Exhumée des années 1970-1980, Du diesel dans les veines. La saga des camionneurs du Nord, la thèse de l’anthropologue Serge Bouchard refait surface sous forme d’un essai riche et intime : une immersion en compagnie des truckers du nord du Québec. Ce portrait composite patient fait jaillir de nos mémoires endormies ceux qui ont élu domicile sur les routes.

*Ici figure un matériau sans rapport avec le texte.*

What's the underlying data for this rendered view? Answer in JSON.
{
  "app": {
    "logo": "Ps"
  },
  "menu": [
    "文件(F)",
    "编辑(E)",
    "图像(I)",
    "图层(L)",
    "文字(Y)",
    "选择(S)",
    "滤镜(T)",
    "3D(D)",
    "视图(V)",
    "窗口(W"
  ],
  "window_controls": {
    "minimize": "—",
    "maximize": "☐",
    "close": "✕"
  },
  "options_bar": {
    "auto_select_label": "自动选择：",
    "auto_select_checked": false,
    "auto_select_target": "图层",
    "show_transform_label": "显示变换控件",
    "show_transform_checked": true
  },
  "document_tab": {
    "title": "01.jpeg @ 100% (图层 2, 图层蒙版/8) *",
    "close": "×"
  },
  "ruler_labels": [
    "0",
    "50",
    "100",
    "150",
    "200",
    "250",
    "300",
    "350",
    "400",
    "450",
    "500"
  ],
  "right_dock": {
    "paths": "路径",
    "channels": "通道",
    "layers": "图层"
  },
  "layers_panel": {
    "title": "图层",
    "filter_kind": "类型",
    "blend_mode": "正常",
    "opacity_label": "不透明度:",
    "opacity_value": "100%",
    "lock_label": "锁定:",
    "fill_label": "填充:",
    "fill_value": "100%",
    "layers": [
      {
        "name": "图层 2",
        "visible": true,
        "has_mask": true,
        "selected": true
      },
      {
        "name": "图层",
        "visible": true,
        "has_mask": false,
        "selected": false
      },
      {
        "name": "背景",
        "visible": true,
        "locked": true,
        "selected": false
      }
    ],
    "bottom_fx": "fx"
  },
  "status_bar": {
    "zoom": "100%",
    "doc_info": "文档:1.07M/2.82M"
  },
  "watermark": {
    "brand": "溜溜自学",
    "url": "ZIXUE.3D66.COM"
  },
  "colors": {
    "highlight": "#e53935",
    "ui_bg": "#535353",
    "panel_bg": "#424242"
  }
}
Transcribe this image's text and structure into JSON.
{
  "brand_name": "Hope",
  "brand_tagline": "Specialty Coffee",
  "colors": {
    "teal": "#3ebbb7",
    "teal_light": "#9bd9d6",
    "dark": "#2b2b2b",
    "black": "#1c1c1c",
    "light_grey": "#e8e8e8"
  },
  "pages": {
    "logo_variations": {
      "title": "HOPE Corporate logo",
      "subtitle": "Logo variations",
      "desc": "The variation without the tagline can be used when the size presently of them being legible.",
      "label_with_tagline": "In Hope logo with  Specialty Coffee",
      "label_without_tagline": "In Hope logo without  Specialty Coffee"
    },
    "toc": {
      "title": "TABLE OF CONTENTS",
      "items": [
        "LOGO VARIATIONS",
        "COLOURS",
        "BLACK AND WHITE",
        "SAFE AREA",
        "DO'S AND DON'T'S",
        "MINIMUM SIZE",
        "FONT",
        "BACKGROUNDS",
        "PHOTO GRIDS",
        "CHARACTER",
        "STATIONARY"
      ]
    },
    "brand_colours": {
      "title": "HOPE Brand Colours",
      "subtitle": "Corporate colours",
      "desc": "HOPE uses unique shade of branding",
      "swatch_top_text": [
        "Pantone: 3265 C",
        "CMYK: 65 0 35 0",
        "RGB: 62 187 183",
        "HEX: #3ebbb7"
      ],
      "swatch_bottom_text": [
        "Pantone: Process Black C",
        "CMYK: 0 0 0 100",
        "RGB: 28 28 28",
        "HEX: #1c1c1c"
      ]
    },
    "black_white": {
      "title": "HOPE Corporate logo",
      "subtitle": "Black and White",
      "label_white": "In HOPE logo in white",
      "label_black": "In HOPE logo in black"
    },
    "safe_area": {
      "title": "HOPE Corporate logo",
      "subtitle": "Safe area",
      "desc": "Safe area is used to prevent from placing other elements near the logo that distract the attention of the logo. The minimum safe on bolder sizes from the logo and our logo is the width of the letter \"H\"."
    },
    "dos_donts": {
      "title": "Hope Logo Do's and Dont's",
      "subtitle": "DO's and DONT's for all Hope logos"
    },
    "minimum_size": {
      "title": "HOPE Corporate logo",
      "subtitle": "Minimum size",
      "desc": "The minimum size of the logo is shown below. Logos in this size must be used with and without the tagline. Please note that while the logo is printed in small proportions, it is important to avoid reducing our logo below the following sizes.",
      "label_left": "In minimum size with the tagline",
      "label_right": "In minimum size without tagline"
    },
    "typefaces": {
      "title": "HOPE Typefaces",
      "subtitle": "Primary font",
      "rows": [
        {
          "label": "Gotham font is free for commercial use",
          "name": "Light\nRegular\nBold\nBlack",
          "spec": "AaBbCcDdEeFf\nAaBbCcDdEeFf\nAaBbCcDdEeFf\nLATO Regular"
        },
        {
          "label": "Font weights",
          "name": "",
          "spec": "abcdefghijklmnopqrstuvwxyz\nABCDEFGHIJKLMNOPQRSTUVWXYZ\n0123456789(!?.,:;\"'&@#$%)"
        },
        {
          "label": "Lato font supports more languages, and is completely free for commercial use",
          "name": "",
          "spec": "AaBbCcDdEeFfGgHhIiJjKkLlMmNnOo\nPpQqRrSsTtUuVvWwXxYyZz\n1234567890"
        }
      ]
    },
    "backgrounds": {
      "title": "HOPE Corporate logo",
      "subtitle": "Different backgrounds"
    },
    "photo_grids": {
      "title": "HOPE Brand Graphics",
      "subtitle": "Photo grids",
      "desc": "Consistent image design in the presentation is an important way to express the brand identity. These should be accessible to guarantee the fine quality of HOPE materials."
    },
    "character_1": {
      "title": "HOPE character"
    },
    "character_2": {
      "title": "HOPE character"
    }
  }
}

D’un automne à l’autre, de 1975 à 1976, l’anthropologue québécois Serge Bouchard, décédé en mai dernier à 73 ans, a côtoyé une espèce en voie de disparition : des camionneurs qui rayonnaient à travers le nord-ouest de la Province, sur des routes aux conditions extrêmes et glacées. Pour les besoins d’une thèse à l’Université McGill, il a installé son poste d’observation participante sur le siège passager, dans les trucks stops, les parkings, écouté les discussions enflammées, les échanges rocailleux et le repli silencieux, hypnotique de leur cabine. Il a tout vécu avec eux. L’aboutissement de ce travail, Nous autres les gars de truck : essai sur la culture et l'idéologie des camionneurs de longue-distance dans le nord-ouest québécois était de trempe universitaire. Publié en 1980, ce formidable texte dont l’auteur redoutait à tort l’aridité, a été retravaillé en compagnie du sociologue et éditeur Mark Fortier pour devenir un essai précieux, publié chez Lux. Un accès privilégié au monde évaporé des truckers, « cet individu solitaire enfermé dans sa cabine et porté aux quatre coins du territoire par les lois de la circulation marchande », sur les routes sillonnant la taïga, des confins de l’Ontario, le circuit de l’Abitibi, à celle de la Baie James.  

La route à l’ancienne

« Le trucker […] n’endurerait pas tout ce qu’il a à souffrir s’il ne participait pas aussi à la création d’une culture qui lui est propre », écrit Bouchard en préambule. Cette culture, cette invention d’un monde propre, à rebours des clichés et des représentations hâtives et reproductibles du camionneur, apparaît dans tout son éclat à chaque étape d’un récit captivant, un portrait d’un individu, d’un collectif composite, volubile et de leurs environnements. Les camions bien évidemment, ces monstres mécaniques Ford 6000, Western Star, Kensworth White Freitliner ou Dodge qui appartiennent à la légende, qui abrite la plus grande part de leur quotidien et leur intimité. La route, d’abord et avant tout. Elle est le monde, l’alpha et l’oméga du trucker, part intrinsèque de son identité. Celle de la Baie-James, « construite dans l’urgence pour permettre la réalisation des grands projets de barrages hydroélectriques du bassin de La Grande Rivière réservée exclusivement au transport des matériaux pour ces immenses chantiers ». Un éternel recommencement, un cycle perpétuellement comprime qui exige une attention de tous les instants, l’irréversible guettant lui-même à chaque écueil. D’autres plus sauvages encore parce qu’inconnues ou dont les itinéraires sont mal adaptés aux véhicules. Là, l’immobilité est vécue comme une menace : goulots d’étranglements, voies rétrécies dans les beaux quartiers résidentiels, travaux, contournements mal conçus… De manière générale, la route à l’ancienne, à eux voies, en passe d’être déclassée par les autoroutes, celle qui est objet de nostalgie déjà aux États-Unis dans les années 1970-80 est au même moment encore une réalité au Canada.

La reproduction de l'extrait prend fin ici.